I sat there frustrated for a few hours. My phone rang. There goes that accountability partner checking in on me again. “I really don’t feel like talking to her right now,” I thought to myself. I had nothing new to report. I only typed up two posts and then my mind went blank. I could not understand what was going on… I had a list of about 30 blog topics written down but could not write on any of them. I felt as though my dream of being a “blogger” was collapsing.
Although I didn’t want to talk to her I picked up the phone anyway. What good is an accountability partner if you’re going to ignore them? I immediately started venting. Once I got done with my rant of everything going down the drain, she asked me some simple questions. “Well, what do you need to get it up and running?
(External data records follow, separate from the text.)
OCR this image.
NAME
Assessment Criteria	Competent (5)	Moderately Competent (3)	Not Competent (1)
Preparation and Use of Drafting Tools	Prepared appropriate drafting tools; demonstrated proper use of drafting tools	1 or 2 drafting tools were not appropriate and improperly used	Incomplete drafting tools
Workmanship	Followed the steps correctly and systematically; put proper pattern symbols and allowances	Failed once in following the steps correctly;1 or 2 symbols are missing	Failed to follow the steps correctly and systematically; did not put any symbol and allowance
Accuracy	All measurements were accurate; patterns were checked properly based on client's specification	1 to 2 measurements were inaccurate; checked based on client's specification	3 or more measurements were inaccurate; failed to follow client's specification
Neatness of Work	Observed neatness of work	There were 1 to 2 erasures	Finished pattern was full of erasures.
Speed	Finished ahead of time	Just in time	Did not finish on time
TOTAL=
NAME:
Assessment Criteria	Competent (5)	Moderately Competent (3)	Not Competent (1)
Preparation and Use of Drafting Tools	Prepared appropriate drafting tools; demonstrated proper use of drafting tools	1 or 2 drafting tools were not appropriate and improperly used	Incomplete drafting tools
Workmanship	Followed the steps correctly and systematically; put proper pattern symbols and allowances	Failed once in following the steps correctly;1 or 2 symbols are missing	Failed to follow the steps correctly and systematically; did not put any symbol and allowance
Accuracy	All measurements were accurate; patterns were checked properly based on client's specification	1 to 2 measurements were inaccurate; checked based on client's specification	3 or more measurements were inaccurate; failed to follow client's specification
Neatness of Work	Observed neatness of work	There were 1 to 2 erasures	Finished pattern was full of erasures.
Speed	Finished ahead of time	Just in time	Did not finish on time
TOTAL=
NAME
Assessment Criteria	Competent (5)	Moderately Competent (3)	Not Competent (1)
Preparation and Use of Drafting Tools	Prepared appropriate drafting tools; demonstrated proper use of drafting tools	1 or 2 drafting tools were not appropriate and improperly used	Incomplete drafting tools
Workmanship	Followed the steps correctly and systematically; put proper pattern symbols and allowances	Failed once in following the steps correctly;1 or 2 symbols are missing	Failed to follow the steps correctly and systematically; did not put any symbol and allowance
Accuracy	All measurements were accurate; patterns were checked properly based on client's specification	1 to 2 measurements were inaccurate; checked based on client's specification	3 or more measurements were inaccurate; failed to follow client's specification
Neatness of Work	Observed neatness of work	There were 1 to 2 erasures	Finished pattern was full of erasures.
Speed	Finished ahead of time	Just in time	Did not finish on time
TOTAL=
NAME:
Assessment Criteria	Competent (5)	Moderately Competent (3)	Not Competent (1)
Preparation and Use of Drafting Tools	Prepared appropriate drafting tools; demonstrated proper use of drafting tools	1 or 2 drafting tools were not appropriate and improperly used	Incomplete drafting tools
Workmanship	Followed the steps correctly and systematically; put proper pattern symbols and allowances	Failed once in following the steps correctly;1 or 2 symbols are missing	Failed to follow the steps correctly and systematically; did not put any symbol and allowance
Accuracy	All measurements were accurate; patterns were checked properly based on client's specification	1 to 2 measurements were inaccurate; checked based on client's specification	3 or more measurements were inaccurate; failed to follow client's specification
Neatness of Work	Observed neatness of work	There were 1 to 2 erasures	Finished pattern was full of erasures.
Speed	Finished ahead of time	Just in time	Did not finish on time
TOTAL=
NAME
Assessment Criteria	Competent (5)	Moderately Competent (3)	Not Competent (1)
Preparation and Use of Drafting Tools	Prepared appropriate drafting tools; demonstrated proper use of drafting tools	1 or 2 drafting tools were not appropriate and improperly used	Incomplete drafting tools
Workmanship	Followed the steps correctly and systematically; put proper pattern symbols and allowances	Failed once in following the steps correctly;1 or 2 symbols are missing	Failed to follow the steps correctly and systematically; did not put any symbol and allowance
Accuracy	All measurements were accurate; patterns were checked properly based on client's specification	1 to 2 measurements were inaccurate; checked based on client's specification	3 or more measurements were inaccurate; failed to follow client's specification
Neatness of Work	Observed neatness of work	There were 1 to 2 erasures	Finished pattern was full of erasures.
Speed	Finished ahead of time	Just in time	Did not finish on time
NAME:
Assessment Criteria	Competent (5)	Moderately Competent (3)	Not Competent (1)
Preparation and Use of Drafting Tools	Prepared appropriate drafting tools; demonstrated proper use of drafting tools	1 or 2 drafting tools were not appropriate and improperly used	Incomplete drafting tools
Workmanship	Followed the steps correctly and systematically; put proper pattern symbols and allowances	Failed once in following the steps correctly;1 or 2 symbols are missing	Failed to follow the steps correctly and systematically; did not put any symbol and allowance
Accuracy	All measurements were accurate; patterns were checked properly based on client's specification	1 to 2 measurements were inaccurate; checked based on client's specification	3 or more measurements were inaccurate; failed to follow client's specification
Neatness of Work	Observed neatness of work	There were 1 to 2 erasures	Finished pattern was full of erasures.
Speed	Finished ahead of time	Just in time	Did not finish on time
You have 2 posts now… can’t you schedule the other ones for later dates?” I slowly tuned her out because she wasn’t agreeing with me about how bad things were. I’m happy she didn’t, by the way. I need truth and optimism in my corner to push out fear and doubt.
In my tuning out I hear, clear as day, “Perfection is your crutch”. The Holy Spirit knocked me right back in the game. Although I tuned her out, my spirit didn’t. It heard exactly what it needed and relayed the message in a way I could understand it.
I was looking for my outward experience to fit my vision. I wanted it to be perfect. What’s wrong with that? This was the problem: My pursuit of perfection was keeping me from making any progress. I didn’t want anyone to have any bad reviews of my site. I wanted it to be beautiful and look like I have been blogging for years. However, you can not and will not please everyone. I was so worried about how others were going to view my work that I forgot my why’s. I forgot why I started doing all of this in the first place. It wasn’t for the beauty but for outreach.
Because my state of mind changed I started nitpicking my work. I became my own blocker. I needed a realignment. That’s what that call did for me. It helped me remember that no human is perfect (Romans 3:23 says, “For all have sinned, and come short of the glory of God”). I also forgot that faith is little by little (Mark 4:28). In other words, I will get to the vision that I see in my mind but I first have to start with the little that I have in front of me. I can adjust as I go on my journey.
I threw out all the road blocks and took my friends advice. What do I need to get this up and running? Let’s start with the simple things. Get a theme that works. Literally 10 minutes after I got off the phone I found it. I had been searching for days, but because my alignment was off I could not see what was right in front of me. Once I got out of my own way, progress took place.
Ask yourself, “Am I creating my own road blocks?” Where is the need for perfection holding you back? Are you waiting on your finances to be just right before getting married? Are you putting off applying for that dream job until you can get the right degree? Having trouble purchasing a home because none of them is a perfect fit?
Don’t let perfection get in the way of progress!